Autoimmune myasthenia gravis (MG) is a T cell dependent, B cell mediated disease in which symptoms of muscle weakness often show a late age of onset. Thus, it has been suggested that tolerance to muscle acetylcholine receptor (AChR) may weaken with age. To address this, we developed a murine transgenic model in which the Torpedo californica AChRα chain (TAChRα) is expressed as a neoself antigen. This results in T cell tolerance, as evidenced by diminished proliferation to alpha chain epitopes. Surprisingly, this T cell tolerance to TAChR was maintained in old transgenic animals and could not be broken by multiple immunizations or by IL12. Moreover, “old” transgenic lymph node cells (LNCs) produced reduced levels of IL2, INFγ, and TNFα, relative to LNCs from nontransgenic mice; the same pattern was observed in young animals. To assess the effects of aging on autoantibody responses, the sera from old TAChR‐immunized mice were tested for reactivity to recombinant Torpedo or mouse AChRα chains.
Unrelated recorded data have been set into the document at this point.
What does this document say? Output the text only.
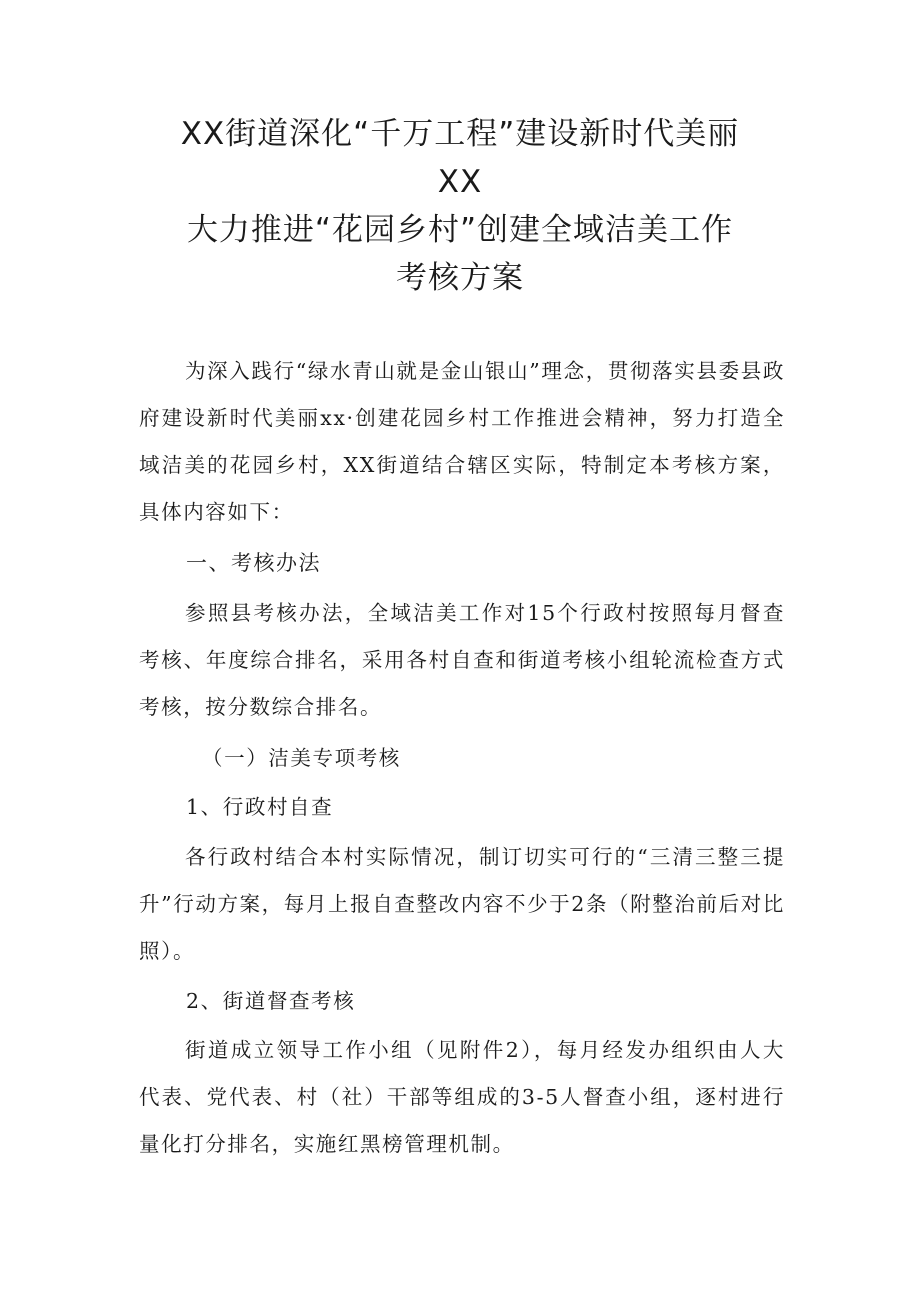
XX街道深化“千万工程”建设新时代美丽
XX
大力推进“花园乡村”创建全域洁美工作
考核方案

为深入践行“绿水青山就是金山银山”理念，贯彻落实县委县政府建设新时代美丽xx·创建花园乡村工作推进会精神，努力打造全域洁美的花园乡村，XX街道结合辖区实际，特制定本考核方案，具体内容如下：

一、考核办法

参照县考核办法，全域洁美工作对15个行政村按照每月督查考核、年度综合排名，采用各村自查和街道考核小组轮流检查方式考核，按分数综合排名。

（一）洁美专项考核
1、行政村自查

各行政村结合本村实际情况，制订切实可行的“三清三整三提升”行动方案，每月上报自查整改内容不少于2条（附整治前后对比照）。

2、街道督查考核

街道成立领导工作小组（见附件2），每月经发办组织由人大代表、党代表、村（社）干部等组成的3-5人督查小组，逐村进行量化打分排名，实施红黑榜管理机制。
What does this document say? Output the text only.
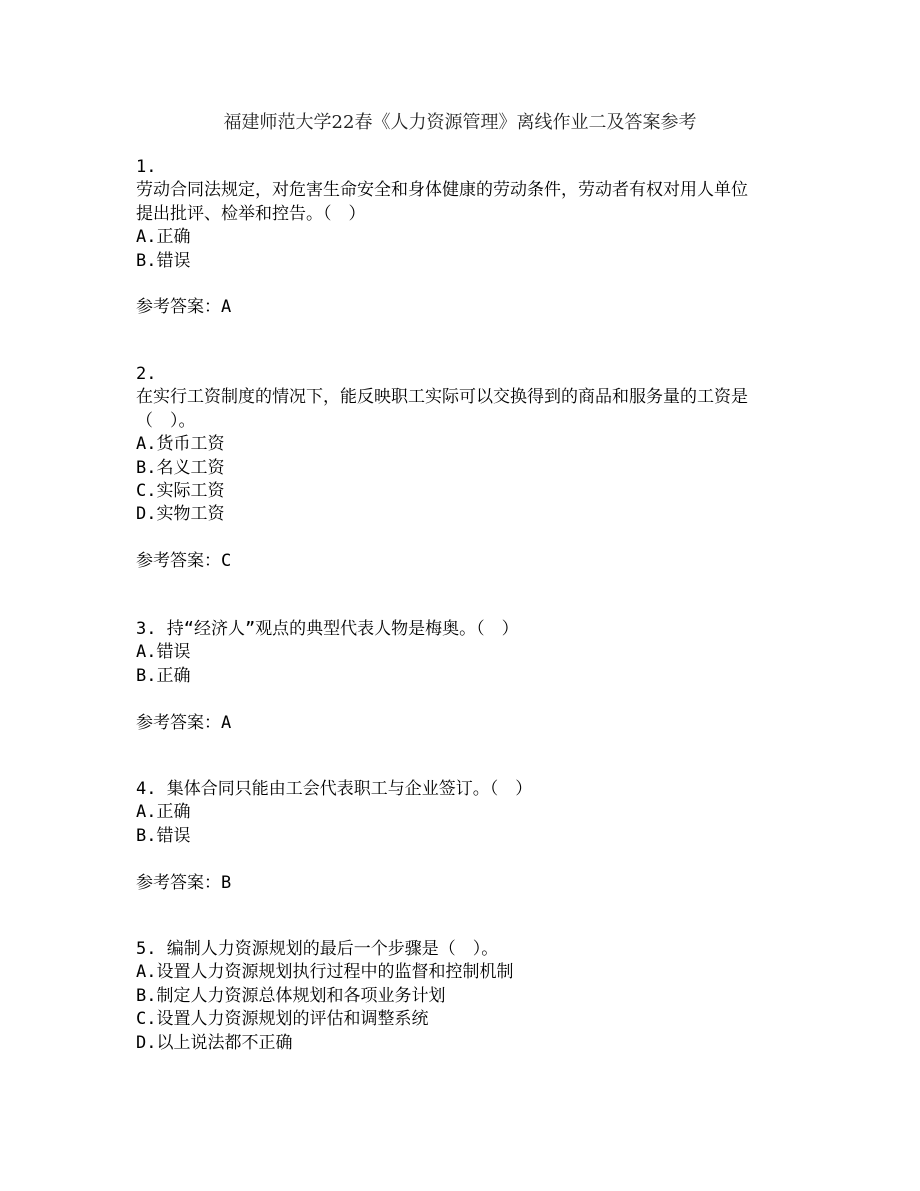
福建师范大学22春《人力资源管理》离线作业二及答案参考
1.
劳动合同法规定，对危害生命安全和身体健康的劳动条件，劳动者有权对用人单位
提出批评、检举和控告。（　）
A.正确
B.错误
参考答案：A
2.
在实行工资制度的情况下，能反映职工实际可以交换得到的商品和服务量的工资是
（　）。
A.货币工资
B.名义工资
C.实际工资
D.实物工资
参考答案：C
3. 持“经济人”观点的典型代表人物是梅奥。（　）
A.错误
B.正确
参考答案：A
4. 集体合同只能由工会代表职工与企业签订。（　）
A.正确
B.错误
参考答案：B
5. 编制人力资源规划的最后一个步骤是（　）。
A.设置人力资源规划执行过程中的监督和控制机制
B.制定人力资源总体规划和各项业务计划
C.设置人力资源规划的评估和调整系统
D.以上说法都不正确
An age‐associated loss of reactivity was seen and there was no difference in the response to self (mouse) epitopes. Thus, mice were then immunized with recombinant TAChRα chain. This eliminated bystander help and revealed that the TAChR transgenic animals did exhibit B cell tolerance to TAChRα; reduced titers of induced TAChRα reactive antibodies were seen. In old mice, the immune responses were very low, but there was no detectable loss of tolerance. Thus, our data suggest that aging dysfunction alone is not sufficient to break B cell and T cell tolerance to AChR. Support: Myasthenia Gravis Foundation, Nathan Shock Aging Center, NIH R03 AG 14557 and San Antonio Area Foundation.